VIENNA, Austria - With observers warning of the threat of renewed unrest in Kosovo, the province's prime minister vowed Thursday to declare independence if a final push for a diplomatic settlement between now and Dec. 10 doesn't result in statehood.

The ultimatum by Prime Minister Agim Ceku reflected the growing impatience among Kosovo's ethnic Albanians, who make up 90 percent of the province's 2 million people and are tired of waiting for a formal break from Serbia.

International envoys overseeing a last-ditch round of negotiations said there was no progress Thursday in a closed-door session in Vienna on ending the stalemate with Serbia, which insists on keeping Kosovo within its borders.

Serbia's minister for Kosovo, Slobodan Samardzic, said he offered Kosovo's leadership broad autonomy that would give it "more powers than it ever had in its history."

But Ceku said Albanians would settle for nothing short of full independence -- and would declare it if a Dec. 10 U.N. deadline passes without a negotiated settlement.

"No more delay. We cannot afford further uncertainty.
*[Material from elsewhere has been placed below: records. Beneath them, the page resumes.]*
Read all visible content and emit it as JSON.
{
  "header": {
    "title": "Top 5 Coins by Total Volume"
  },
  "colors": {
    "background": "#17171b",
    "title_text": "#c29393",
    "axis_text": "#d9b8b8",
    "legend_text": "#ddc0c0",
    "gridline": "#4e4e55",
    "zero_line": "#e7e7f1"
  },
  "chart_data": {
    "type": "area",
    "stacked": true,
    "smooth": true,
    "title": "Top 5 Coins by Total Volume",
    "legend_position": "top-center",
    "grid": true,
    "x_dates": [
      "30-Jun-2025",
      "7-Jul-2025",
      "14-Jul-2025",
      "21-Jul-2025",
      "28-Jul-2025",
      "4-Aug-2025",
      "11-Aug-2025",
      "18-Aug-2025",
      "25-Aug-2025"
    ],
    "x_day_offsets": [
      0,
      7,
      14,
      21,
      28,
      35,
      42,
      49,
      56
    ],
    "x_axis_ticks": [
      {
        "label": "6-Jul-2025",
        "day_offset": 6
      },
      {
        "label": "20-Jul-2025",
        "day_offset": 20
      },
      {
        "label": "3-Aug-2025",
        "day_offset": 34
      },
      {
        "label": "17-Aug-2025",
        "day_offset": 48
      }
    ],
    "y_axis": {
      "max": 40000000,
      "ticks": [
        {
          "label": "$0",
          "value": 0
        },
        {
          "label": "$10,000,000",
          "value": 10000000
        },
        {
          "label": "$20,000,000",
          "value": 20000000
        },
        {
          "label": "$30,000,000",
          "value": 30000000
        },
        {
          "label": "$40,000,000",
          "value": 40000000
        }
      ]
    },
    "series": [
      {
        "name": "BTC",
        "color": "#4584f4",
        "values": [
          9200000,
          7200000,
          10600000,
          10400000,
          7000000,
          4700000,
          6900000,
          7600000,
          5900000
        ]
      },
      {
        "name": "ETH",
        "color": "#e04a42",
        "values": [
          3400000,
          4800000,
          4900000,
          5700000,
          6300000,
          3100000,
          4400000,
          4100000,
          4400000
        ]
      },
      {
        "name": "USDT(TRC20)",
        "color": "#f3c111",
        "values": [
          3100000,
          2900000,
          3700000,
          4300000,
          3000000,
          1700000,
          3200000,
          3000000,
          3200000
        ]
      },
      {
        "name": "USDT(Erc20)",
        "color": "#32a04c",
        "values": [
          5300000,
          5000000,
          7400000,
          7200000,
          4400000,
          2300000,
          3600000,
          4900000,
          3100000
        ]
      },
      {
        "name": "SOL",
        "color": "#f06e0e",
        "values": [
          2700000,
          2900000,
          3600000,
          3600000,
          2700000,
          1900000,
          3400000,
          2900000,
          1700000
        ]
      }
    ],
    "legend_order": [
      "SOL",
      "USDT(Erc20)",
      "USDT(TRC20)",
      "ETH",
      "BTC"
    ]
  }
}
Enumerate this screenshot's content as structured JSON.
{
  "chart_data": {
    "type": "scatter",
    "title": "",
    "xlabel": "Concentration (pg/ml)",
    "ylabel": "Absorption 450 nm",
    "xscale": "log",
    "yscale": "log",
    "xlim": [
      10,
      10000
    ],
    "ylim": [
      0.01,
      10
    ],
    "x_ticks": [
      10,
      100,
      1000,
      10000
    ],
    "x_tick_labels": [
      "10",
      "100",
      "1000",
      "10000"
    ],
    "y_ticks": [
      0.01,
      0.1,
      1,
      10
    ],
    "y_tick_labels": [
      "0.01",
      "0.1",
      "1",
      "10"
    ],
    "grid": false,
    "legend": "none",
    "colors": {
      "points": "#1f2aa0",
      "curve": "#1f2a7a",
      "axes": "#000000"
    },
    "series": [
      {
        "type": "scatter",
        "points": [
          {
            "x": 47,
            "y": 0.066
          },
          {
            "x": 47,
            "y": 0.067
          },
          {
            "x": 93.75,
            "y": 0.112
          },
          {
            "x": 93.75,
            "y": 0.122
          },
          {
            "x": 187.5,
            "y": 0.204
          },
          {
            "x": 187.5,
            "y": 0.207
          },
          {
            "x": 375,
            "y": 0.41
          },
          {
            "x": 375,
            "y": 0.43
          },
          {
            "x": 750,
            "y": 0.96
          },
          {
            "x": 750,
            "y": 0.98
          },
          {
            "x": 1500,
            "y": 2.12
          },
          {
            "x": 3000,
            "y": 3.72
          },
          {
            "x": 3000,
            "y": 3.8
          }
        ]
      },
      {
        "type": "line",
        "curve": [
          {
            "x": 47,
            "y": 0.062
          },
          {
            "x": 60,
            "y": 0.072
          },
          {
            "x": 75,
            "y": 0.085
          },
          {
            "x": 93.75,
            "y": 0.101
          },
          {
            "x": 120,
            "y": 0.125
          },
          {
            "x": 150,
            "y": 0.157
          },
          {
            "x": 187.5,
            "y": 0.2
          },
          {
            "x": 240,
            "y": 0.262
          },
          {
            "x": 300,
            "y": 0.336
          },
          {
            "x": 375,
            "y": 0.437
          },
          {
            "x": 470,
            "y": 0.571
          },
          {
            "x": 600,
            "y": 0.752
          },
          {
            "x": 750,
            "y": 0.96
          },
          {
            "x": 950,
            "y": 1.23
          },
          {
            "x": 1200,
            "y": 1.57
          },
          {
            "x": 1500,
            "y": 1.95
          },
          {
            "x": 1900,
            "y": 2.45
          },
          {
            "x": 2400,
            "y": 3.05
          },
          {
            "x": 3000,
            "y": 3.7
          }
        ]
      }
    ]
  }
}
We need a decision," Ceku told The Associated Press.

Ceku said he would press to "open a way for us to declare independence." If that doesn't happen, he said, "we have to declare, and we are going to ask the international community to recognize us."

Although Kosovo remains formally part of Serbia, it has been run by the U.N. and NATO since 1999, when NATO airstrikes ended a Serbian military crackdown on ethnic Albanian separatists in the southern province.

A draft U.N. plan would have given Kosovo internationally supervised statehood. But Serbia bitterly opposed it, and Russia sided with Belgrade, effectively blocking its approval by the U.N. Security Council.

Ceku's warning drew an immediate response in Belgrade, where Serbian Prime Minister Vojislav Kostunica urged the international community not to let Kosovo break away. "The Serbian government will annul any act of unilateral independence," he said Thursday.

The specter of a unilateral declaration of independence also appeared to rattle the so-called "troika" of U.S., Russian and European Union envoys who are supervising the latest talks.

EU representative Wolfgang Ischinger said after meeting separately with the rival delegations that he obtained assurances that "no acts or statements would occur from either side which might jeopardize our troika process and might be regarded as provocative for the future."

Ischinger said the talks would continue in mid-September and at next month's U.N. General Assembly in New York, and that the two sides would meet face to face "as soon as possible."

Serbian Foreign Minister Vuk Jeremic cautioned against any violence as the talks enter what he called "a very delicate stage."

"There has to be an absolute commitment to peace. Violence or threats of violence ... are absolutely unacceptable," Jeremic said.

Ceku did not mention any violence, and tempered his independence remarks by insisting that Kosovo was "equally committed to building working relationships with our neighbors."

"We want to treat Serbia as an equal partner," he told the troika, according to a text of his remarks distributed to reporters.

Both sides said they refused to discuss the idea of carving up Kosovo along ethnic lines, and Ischinger said partition was not on the agenda. Earlier this week, the Netherlands suggested it might be a workable compromise if the rival sides agreed.

But the Contact Group of the U.S., Britain, France, Germany, Italy and Russia, which is brokering the final round of negotiations, has publicly ruled out partition as a dangerous precedent.

With tensions rising on both sides, the turbulent region could see renewed violence if Kosovo does not gain supervised independence, a leading think tank warned earlier this month.

"With Kosovo Albanians increasingly restive and likely soon to declare unilateral independence in the absence of a credible alternative, Europe risks a new bloody and destabilizing conflict," the International Crisis Group said, urging the EU "to avoid chaos on its doorstep."